JPH04124168A - Production of alpha-cyanoacrylate - Google Patents

Abstract

PURPOSE:To obtain the subject compound having high purity and excellent adhesive property and storage stability while suppressing the gelling of the compound without using an acidic gas by distilling the compound in the presence of a BF3 complex salt. CONSTITUTION:A cyanoacetic acid ester is condensed to formaldehyde in an organic solvent in the presence of a catalyst and the obtained polymer is depolymerized at high temperature under reduced pressure to obtain a crude alpha-cyanoacrylate. A high-purity alpha-cyanoacrylate can be produced by adding 0.0001-1 pt.wt., preferably 0.0005-1 pt.wt. of a BF3 complex to 100 pts.wt. of the cyanoacrylate and distilling under a vacuum of 1-10mmHg at 30-130 deg.C, preferably 35-100 deg.C.

Description

DETAILED DESCRIPTION OF THE INVENTION <Industrial Application Field> The present invention relates to an improvement in a method for producing α-cyanoacrylates useful as adhesives.

<Prior art> α-cyanoacrylates are produced by condensing cyanoacetate and formaldehyde in an organic solvent, for example,
The resulting polymer is produced by depolymerizing it under high temperature and reduced pressure, but the crude α-cyanoacrylates obtained by this method generally have low purity and are inferior in adhesive performance, stability, etc. Monomers are distilled and purified to obtain highly pure α-cyanoacrylates.

Here, the distillation purification method involves adding acidic substances such as phosphorus pentoxide, phosphoric acid, and para-toluenesulfonic acid, and polymerization inhibitors such as hydroquinone, hydroquinone monomethyl ether, catechol, and pyrogallol.
A method is known in which distillation is carried out under reduced pressure under a stream of acidic gas.

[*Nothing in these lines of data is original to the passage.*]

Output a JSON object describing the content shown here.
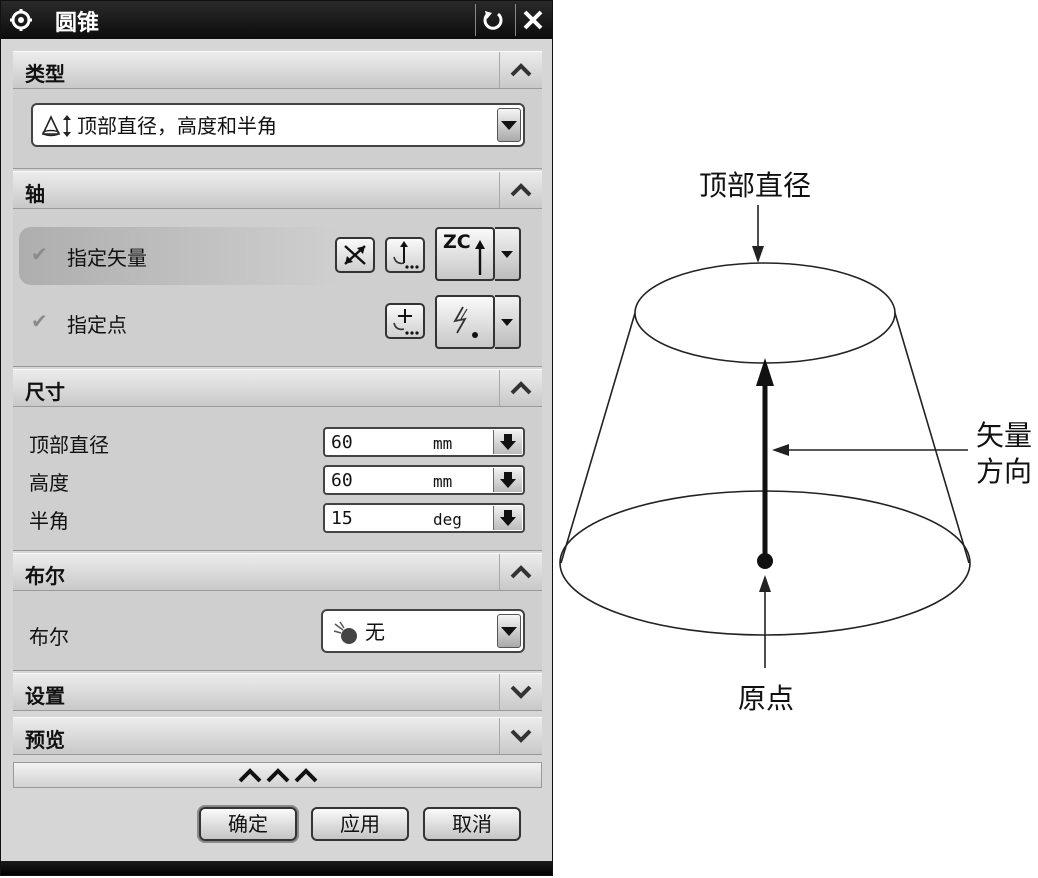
{
  "dialog": {
    "title": "圆锥",
    "sections": {
      "type": {
        "title": "类型",
        "selected": "顶部直径，高度和半角"
      },
      "axis": {
        "title": "轴",
        "vector_label": "指定矢量",
        "point_label": "指定点",
        "vector_option": "ZC"
      },
      "dimensions": {
        "title": "尺寸",
        "fields": [
          {
            "label": "顶部直径",
            "value": "60",
            "unit": "mm"
          },
          {
            "label": "高度",
            "value": "60",
            "unit": "mm"
          },
          {
            "label": "半角",
            "value": "15",
            "unit": "deg"
          }
        ]
      },
      "boolean": {
        "title": "布尔",
        "label": "布尔",
        "selected": "无"
      },
      "settings": {
        "title": "设置"
      },
      "preview": {
        "title": "预览"
      }
    },
    "buttons": {
      "ok": "确定",
      "apply": "应用",
      "cancel": "取消"
    }
  },
  "figure": {
    "top_label": "顶部直径",
    "vector_label_line1": "矢量",
    "vector_label_line2": "方向",
    "origin_label": "原点"
  }
}
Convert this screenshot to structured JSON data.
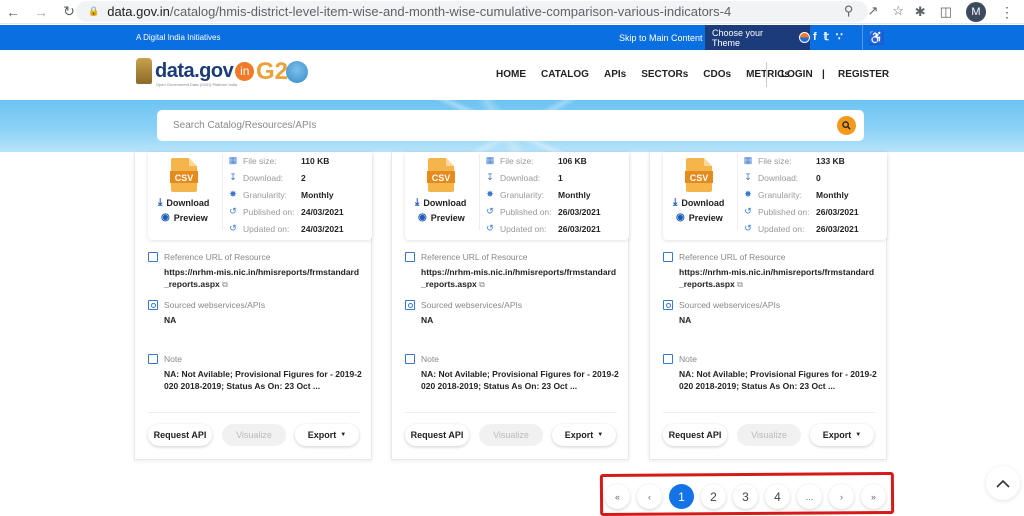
{
  "browser": {
    "url_host": "data.gov.in",
    "url_path": "/catalog/hmis-district-level-item-wise-and-month-wise-cumulative-comparison-various-indicators-4",
    "profile_initial": "M"
  },
  "topbar": {
    "tagline": "A Digital India Initiatives",
    "skip_link": "Skip to Main Content",
    "theme_label": "Choose your Theme"
  },
  "header": {
    "logo_text": "data.gov",
    "logo_in": "in",
    "logo_sub": "Open Government Data (OGD) Platform India",
    "g20_text": "G2",
    "nav": [
      "HOME",
      "CATALOG",
      "APIs",
      "SECTORs",
      "CDOs",
      "METRICs"
    ],
    "login": "LOGIN",
    "separator": "|",
    "register": "REGISTER"
  },
  "search": {
    "placeholder": "Search Catalog/Resources/APIs"
  },
  "labels": {
    "download": "Download",
    "preview": "Preview",
    "file_size": "File size:",
    "downloads": "Download:",
    "granularity": "Granularity:",
    "published": "Published on:",
    "updated": "Updated on:",
    "ref_url": "Reference URL of Resource",
    "sourced": "Sourced webservices/APIs",
    "note": "Note",
    "request_api": "Request API",
    "visualize": "Visualize",
    "export": "Export",
    "csv": "CSV"
  },
  "cards": [
    {
      "file_size": "110 KB",
      "downloads": "2",
      "granularity": "Monthly",
      "published": "24/03/2021",
      "updated": "24/03/2021",
      "ref_url": "https://nrhm-mis.nic.in/hmisreports/frmstandard_reports.aspx",
      "sourced": "NA",
      "note": "NA: Not Avilable; Provisional Figures for - 2019-2020 2018-2019; Status As On: 23 Oct ..."
    },
    {
      "file_size": "106 KB",
      "downloads": "1",
      "granularity": "Monthly",
      "published": "26/03/2021",
      "updated": "26/03/2021",
      "ref_url": "https://nrhm-mis.nic.in/hmisreports/frmstandard_reports.aspx",
      "sourced": "NA",
      "note": "NA: Not Avilable; Provisional Figures for - 2019-2020 2018-2019; Status As On: 23 Oct ..."
    },
    {
      "file_size": "133 KB",
      "downloads": "0",
      "granularity": "Monthly",
      "published": "26/03/2021",
      "updated": "26/03/2021",
      "ref_url": "https://nrhm-mis.nic.in/hmisreports/frmstandard_reports.aspx",
      "sourced": "NA",
      "note": "NA: Not Avilable; Provisional Figures for - 2019-2020 2018-2019; Status As On: 23 Oct ..."
    }
  ],
  "pagination": {
    "first": "«",
    "prev": "‹",
    "pages": [
      "1",
      "2",
      "3",
      "4"
    ],
    "ellipsis": "...",
    "next": "›",
    "last": "»",
    "current": "1"
  },
  "colors": {
    "topbar_blue": "#0a6fe0",
    "theme_navy": "#1c3b7a",
    "accent_orange": "#f39a1a",
    "active_page": "#1473e6",
    "annotation_red": "#d61a1a"
  }
}
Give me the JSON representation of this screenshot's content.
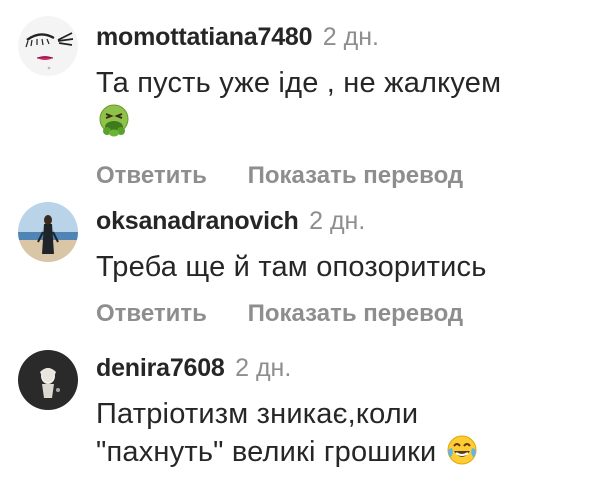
{
  "comments": [
    {
      "username": "momottatiana7480",
      "time": "2 дн.",
      "text": "Та пусть уже іде , не жалкуем",
      "emoji": "nauseated-face-emoji",
      "actions": {
        "reply": "Ответить",
        "translate": "Показать перевод"
      }
    },
    {
      "username": "oksanadranovich",
      "time": "2 дн.",
      "text": "Треба ще й там опозоритись",
      "actions": {
        "reply": "Ответить",
        "translate": "Показать перевод"
      }
    },
    {
      "username": "denira7608",
      "time": "2 дн.",
      "text_line1": "Патріотизм зникає,коли",
      "text_line2": "\"пахнуть\" великі грошики",
      "emoji": "tears-of-joy-emoji"
    }
  ]
}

<Problem to be solved by the invention> However, in these conventional distillation purification methods, in order to prevent gelation during distillation, it is necessary to carry out distillation particularly under a stream of acidic gas such as SO8. α-Cyanoacrylates contain a large amount of acidic gas, which must be further removed by degassing or the like.

In addition, since all of these acidic gases are released as waste gases, detoxification equipment and the like are required, which poses problems in terms of industrial operation soil and the environment.

Therefore, there has been a demand in the industry for a distillation purification method that does not require such a degassing step and does not use harmful acidic gases.

Means for Solving the Problems In response to the above requirements, the present inventors conducted extensive research and examination on a distillation purification method that does not use acidic gas, and finally discovered the method of the present invention.

That is, the method of the present invention is a method for producing α-cyanoacrylates, which is characterized in that the α-cyanoacrylates are purified by distillation in the presence of BF and a complex salt.

The feature of the present invention lies in the discovery that stable distillation purification can be performed by adding BF and complex salts instead of acidic gas.

Examples of BF and complex salts used in the method of the present invention include BP3 ether complex salts, which are complex salts of BP and methyl ether, ethyl ether, n-propyl ether, isopropyl ether, n-butyl ether, tetrahydrofuran, etc.; Examples include BF+carboxylic acid complexes, which are complex salts of BF3 and formic acid, acetic acid, propionic acid, or butyric acid; BP, phenol complex salts, which are complex salts of BF3 and phenol, cresol, catechol, or hydroquinone; and the like.

Specifically, the α-cyanoacrylates 1 and 2 mentioned in the present invention include methyl-α-cyanoacrylate, ethyl-α
-Cyanoacrylate, propyl α-cyanoacrylate, allyl α-cyanoacrylate, butyl α-cyanoacrylate, heptyl α-cyanoacrylate, hexyl α-cyanoacrylate-1, octyl-α
-Cyanoacrylate, decyl-α-soanoacrylate dodecyl-α-cyanoacrylate-1, (2-chloroethyl)-α-cyanoacrylate, (2-methoxyethyl)-α-cyanoacrylate, (2-ethoxyethyl)- α-cyanoacrylate, (2-butoxyethyl)-α-cyanoacrylate, benzyl-α-cyanoac? Examples include phenyl-alpha-cyanoacrylate, phenyl-α-cyanoacrylate, and trifluoroisopropyl-α-cyanoacrylate.

In carrying out the method of the present invention, in the usual manner,
For example, cyanoacetate and formaldehyde are condensed in a breeding solvent in the presence of a catalyst, and the resulting polymer is depolymerized at high temperature (about 150°C or higher) under reduced pressure to produce crude α-cyanoacrylate. Manufacture. This rough α-
The distillation purification method of the present invention is generally applied to cyanoacrylates.

That is, after adding a predetermined amount of the above-mentioned BF and complex salt to the crude α-cyanoacrylate produced by the above method, - the method used in boat fishing, for example, under a reduced pressure of 1 to 10 μHg, at a temperature of 30 to 130°C. , preferably by distillation at 35-100°C.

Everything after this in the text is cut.